Il giudice del riesame respinge l’appello dei pm Monferini e Tei sull’estromissione di Nodavia dai lavori per la Tav fiorentina nonostante un’inchiesta abbia portato ad arresti eccellenti e all’accertamento di reati come lo smaltimento illegale di rifiuti, truffa e associazione a delinquere.
Oggi il giudice ci dice che è tutto a posto, che Nodavia, ora che ha visto finire in carcere i suoi dirigenti, è l’azienda giusta a dirigere il cantiere Tav di Firenze. Adesso sì che ci sentiamo in una botte di ferro.

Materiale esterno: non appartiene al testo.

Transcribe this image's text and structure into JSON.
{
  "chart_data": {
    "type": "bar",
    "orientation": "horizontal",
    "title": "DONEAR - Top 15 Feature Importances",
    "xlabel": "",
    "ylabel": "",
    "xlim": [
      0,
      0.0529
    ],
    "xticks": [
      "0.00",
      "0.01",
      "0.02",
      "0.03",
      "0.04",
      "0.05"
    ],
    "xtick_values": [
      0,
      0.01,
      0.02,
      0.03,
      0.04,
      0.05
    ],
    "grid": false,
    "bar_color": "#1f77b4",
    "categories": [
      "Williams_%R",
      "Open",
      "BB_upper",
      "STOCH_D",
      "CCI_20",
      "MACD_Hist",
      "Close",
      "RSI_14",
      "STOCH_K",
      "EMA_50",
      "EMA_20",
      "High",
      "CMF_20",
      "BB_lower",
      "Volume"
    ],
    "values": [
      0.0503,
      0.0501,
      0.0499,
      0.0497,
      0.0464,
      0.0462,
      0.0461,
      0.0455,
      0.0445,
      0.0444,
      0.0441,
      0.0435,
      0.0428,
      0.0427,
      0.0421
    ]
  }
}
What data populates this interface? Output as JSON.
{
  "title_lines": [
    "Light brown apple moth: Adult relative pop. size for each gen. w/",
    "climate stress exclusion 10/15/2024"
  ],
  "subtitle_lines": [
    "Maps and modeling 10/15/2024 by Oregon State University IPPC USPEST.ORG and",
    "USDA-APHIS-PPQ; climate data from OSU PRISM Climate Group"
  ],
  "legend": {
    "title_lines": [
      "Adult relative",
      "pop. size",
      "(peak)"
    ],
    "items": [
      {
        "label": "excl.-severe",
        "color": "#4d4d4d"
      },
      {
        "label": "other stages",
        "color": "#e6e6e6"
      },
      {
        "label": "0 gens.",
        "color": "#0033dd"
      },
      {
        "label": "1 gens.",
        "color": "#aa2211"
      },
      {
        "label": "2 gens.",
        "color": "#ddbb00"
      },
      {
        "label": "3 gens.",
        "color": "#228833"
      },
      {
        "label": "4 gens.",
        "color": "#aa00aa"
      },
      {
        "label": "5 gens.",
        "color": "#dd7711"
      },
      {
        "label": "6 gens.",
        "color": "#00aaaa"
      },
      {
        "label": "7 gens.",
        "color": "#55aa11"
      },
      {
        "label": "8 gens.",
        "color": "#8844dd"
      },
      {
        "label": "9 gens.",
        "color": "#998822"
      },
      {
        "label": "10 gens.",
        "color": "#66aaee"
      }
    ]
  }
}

Tra le motivazioni che hanno portato a tale decisione c’è che in Nodavia, consorzio di aziende che si è aggiudicato i lavori, non sarebbe più presente Coopsette che nel frattempo ha pensato bene di vendere parte delle quote a Società Condotte dell’acqua SpA, trattenendo solo una minoranza di partecipazione azionaria.
E qui sta la contraddizione: per legge Coopsette deve restare un socio di minoranza del consorzio pena l’azzeramento della gara ma, contemporaneamente, è sempre la legge che ci dice di stare tranquilli perché l’inquisita Coopsette ormai non c’è più. Delle due, l’una!
Basta una cessione di quote e accordi tra aziende private per eludere la normativa sugli appalti e quindi l’inadeguatezza di un’azienda a portare avanti i lavori? Che senso ha fare delle gare pubbliche con l’obbligo di presentare una nutrita certificazione di “credibilità”? Altre ditte potrebbero sollevare il dubbio che sia venuta a mancare la corretta competizione e la libera concorrenza. Tanto più che il suddetto appalto fu vinto sulla base di una cifra che oggi è già raddoppiata.
Non sussiste più nemmeno una delle condizioni iniziali eppure l’appalto non viene messo in discussione. Il tutto, proclami a favor di telecamera a parte, con la totale complicità della Politica.
Alla Magistratura invece chiedo di chiarirmi le idee: quando un’Azienda merita l’estromissione da un appalto? E quando invece i reati sono imputabili solo alla responsabilità dei singoli? Nel caso specifico se non esistono gli estremi per sciogliere Coopsette, che di fatto dunque non è imputabile, perché allora il giudice fonda la sua decisione sull’ irrilevanza decisionale di Coopsette in termini di presenza societaria?”